Deepening the ongoing transatlantic trade on liquefied natural gas (LNG) would thus be a natural starting point towards strengthening the transatlantic energy cooperation to foster both EU security of supply and energy transition. Natural gas emits around 50% less CO2 than coal when producing the same amount of energy and the commercial availability of the technology makes it one of the most cost-effective alternatives to achieve considerable short-term emission reductions in the EU. The European Commission has also recognised this role of  gas on LNG and bio-methane especially in its A Clean Planet for All (2018) strategic vision for 2050. Therefore, such cooperation would allow the EU to directly contribute to the decarbonisation targets embedded in its Energy Union legislation and climate objectives.

Moreover, further LNG terminal projects in Croatia, Lithuania, and Poland would allow the CEE region in particular to continue to diversify its sources of supply. In 2014, the then President of Lithuania, Dalia Grybauskaite, even went as far as to say that the ability to import LNG would curb the “existential threat” of having to rely on Russian supply. In fact, Lithuania managed to lower their overall energy costs and negotiate a 20% price reduction with Gazprom for the following year after the new LNG infrastructure pressured the Russian energy supplier to compete in the market.

To make the overall cooperation more effective, however, investments must be made available beyond terminals and towards supporting interconnected infrastructure projects to avoid congestion in some Member States and lack of supply in others. Washington must also demonstrate that it has sufficient capacity to deliver the necessary quantities of LNG at a competitive price to further encourage this development. Such reliable access to gas supply would grant crucial support to both energy transition and security of the most carbon-intensive EU regions in particular – also in Member States without a coastline.

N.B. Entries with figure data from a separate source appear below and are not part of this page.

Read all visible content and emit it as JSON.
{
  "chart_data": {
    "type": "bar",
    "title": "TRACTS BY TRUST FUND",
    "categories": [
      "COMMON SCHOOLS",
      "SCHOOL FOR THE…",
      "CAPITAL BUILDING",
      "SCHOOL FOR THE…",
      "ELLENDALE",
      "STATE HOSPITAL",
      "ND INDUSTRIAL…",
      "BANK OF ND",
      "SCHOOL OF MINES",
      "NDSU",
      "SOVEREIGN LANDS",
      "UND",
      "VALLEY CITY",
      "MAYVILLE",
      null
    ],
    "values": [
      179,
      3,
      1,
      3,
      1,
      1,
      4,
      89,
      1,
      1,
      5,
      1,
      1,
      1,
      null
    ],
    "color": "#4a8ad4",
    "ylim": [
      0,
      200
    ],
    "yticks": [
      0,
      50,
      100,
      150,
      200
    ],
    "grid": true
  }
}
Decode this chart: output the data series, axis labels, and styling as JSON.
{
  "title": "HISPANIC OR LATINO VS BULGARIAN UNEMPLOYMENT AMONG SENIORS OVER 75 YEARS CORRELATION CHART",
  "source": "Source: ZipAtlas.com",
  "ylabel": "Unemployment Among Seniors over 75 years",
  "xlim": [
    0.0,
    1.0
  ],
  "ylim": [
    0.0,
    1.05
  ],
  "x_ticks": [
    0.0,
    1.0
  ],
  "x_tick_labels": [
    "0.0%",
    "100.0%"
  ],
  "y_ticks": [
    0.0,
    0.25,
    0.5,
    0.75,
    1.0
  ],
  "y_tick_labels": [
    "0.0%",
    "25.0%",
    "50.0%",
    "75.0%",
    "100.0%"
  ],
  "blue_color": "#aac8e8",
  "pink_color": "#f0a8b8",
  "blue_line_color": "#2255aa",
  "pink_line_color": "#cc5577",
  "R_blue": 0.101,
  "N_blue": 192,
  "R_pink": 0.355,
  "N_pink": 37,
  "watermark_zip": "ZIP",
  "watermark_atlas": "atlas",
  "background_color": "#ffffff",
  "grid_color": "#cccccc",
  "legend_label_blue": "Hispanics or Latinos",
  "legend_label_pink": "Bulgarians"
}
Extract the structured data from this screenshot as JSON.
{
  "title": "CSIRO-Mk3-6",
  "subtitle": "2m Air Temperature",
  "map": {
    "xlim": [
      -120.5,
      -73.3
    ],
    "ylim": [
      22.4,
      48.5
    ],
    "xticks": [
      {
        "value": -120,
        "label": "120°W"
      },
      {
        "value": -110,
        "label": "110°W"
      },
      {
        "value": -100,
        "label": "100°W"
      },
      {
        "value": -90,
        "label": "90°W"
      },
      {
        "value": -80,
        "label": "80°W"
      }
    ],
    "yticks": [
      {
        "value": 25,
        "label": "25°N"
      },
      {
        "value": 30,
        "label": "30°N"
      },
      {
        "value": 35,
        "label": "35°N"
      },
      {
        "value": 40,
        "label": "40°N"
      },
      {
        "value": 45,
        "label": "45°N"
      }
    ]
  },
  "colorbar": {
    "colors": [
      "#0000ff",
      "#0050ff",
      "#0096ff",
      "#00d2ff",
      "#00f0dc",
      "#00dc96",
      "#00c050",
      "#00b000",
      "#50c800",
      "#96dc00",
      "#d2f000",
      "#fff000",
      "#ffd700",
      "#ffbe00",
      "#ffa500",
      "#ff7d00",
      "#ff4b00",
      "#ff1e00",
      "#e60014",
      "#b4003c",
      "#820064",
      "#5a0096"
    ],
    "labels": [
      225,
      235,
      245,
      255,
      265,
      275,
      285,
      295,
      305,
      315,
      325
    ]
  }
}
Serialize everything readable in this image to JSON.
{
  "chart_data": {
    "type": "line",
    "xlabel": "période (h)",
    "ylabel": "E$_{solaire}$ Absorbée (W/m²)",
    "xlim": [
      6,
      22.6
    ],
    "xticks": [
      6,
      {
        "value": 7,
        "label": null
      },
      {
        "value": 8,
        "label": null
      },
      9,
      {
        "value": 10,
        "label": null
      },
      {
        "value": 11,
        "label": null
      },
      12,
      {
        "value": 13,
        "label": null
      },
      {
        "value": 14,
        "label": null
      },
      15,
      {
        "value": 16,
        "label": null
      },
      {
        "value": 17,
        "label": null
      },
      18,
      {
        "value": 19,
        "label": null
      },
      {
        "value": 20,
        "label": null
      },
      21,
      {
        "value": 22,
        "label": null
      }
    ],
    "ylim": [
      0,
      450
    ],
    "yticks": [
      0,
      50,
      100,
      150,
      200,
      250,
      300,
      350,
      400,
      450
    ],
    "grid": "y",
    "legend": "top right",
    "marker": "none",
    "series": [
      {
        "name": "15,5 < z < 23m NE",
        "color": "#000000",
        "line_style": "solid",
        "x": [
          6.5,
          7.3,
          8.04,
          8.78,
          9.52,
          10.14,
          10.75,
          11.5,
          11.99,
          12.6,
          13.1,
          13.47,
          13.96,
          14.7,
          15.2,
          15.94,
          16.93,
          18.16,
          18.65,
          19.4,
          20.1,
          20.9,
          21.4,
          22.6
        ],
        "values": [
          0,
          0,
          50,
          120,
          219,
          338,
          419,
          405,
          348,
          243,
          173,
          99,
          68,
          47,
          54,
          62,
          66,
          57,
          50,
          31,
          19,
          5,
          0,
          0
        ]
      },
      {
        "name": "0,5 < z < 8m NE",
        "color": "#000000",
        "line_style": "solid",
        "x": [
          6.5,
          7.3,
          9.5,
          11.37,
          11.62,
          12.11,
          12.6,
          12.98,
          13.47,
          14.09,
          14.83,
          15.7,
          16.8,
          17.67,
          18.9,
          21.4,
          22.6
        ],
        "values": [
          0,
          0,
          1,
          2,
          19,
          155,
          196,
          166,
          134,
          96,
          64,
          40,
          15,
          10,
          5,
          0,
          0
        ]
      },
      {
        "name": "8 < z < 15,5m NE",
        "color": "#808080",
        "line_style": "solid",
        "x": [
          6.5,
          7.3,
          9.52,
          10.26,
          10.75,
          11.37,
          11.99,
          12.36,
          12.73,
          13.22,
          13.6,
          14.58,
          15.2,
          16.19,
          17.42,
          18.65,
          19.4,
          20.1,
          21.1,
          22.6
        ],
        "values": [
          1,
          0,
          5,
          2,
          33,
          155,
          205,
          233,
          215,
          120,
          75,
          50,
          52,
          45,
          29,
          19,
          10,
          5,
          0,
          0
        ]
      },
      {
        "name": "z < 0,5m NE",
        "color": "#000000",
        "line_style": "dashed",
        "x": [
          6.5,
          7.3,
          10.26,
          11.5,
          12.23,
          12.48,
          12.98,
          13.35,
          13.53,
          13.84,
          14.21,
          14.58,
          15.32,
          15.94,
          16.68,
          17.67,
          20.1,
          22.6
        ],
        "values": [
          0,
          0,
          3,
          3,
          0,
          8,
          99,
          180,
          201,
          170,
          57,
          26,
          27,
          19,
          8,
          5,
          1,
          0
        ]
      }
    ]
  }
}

There are numerous reasons for why the transatlantic ties between the EU and US should be reinvigorated, and energy security offers one of the most compelling ones. Providing transparent and reliable alternatives to Chinese investment programmes and Russian energy supplies through greater transatlantic cooperation should thus feature strongly on the agenda at the next EU-US Energy Council.

This article is of original work. The opinions expressed in the article are those of the author personally and not tied to the interests of any specific stakeholder or sector.